Enabling Change History
To enable change history on a table for continuous sync with CHANGES TVF:
Single table:
ALTER TABLE `project.dataset.your_table`
SET OPTIONS (enable_change_history = TRUE);
All tables in a dataset:
DECLARE stmt STRING;
FOR tbl IN (
SELECT table_name
FROM `project.dataset.INFORMATION_SCHEMA.TABLES`
WHERE table_type = 'BASE TABLE'
)
DO
SET stmt = FORMAT("""
ALTER TABLE `project.dataset.%s`
SET OPTIONS (enable_change_history = TRUE)
""", tbl.table_name);
EXECUTE IMMEDIATE stmt;
END FOR;
Continuous Sync Modes
| Mode |
What it captures |
Setup required |
| All Changes |
Inserts, updates, and deletes |
Enable change history on your tables |
| Append Only |
New rows only (inserts) |
No setup required |
Limitations
- Pipeline downtime: If your pipeline is stopped for more than 7 days, you may need to perform a full resync.
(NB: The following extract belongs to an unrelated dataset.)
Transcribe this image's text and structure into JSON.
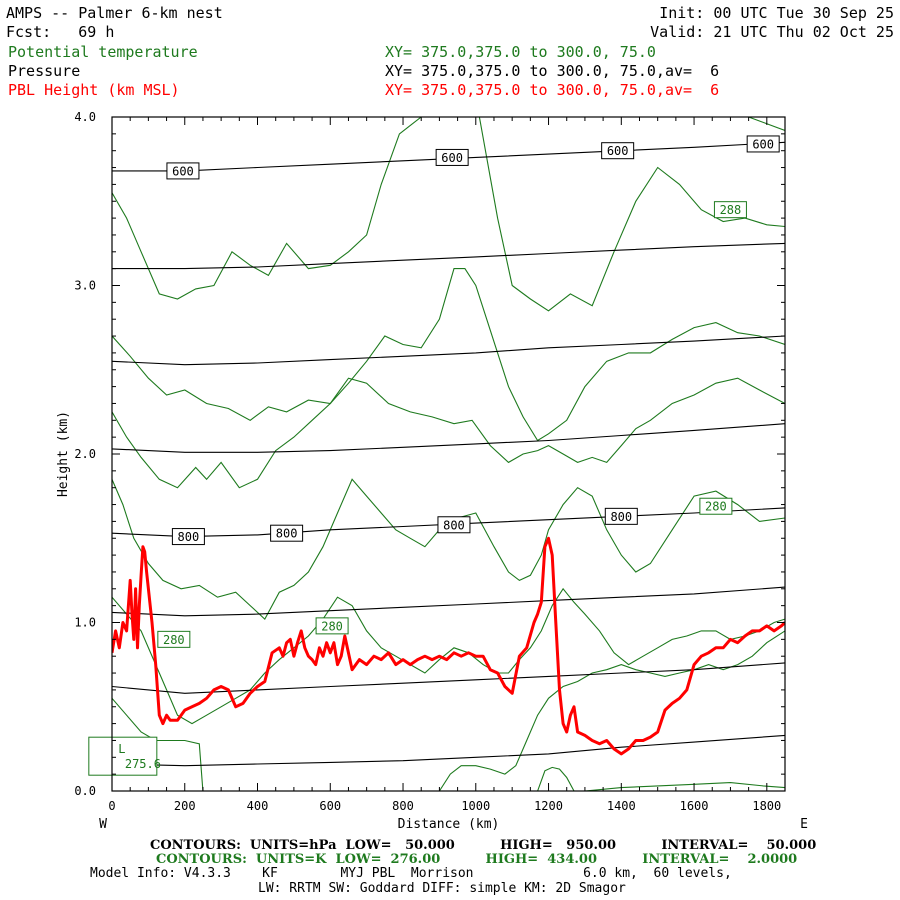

BigQuery only retains change data for up to 7 days by default.
- Change history required for updates/deletes: To capture updates and deletes, you must enable change history on your tables. Without it, only new rows (inserts) will be replicated.
- Nested data: Complex nested fields (STRUCT, ARRAY) are converted to JSON strings in the destination.
- Pipeline restart required: If you enable change history on a table that's already syncing, restart the pipeline for the changes to take effect.
Tables Without Primary Keys
BigQuery tables that don't have a primary key are fully supported. When a table has no primary key, the system automatically generates a surrogate key column called _iio_id.
How it works:
_iio_id is a deterministic SHA-256 hash computed from all column values in each row
- No user configuration is required — surrogate key generation is enabled by default
Tables without primary keys use Append Only replication. Only new rows (inserts) are captured. Updates and deletes are not tracked since there is no stable row identifier in the source table.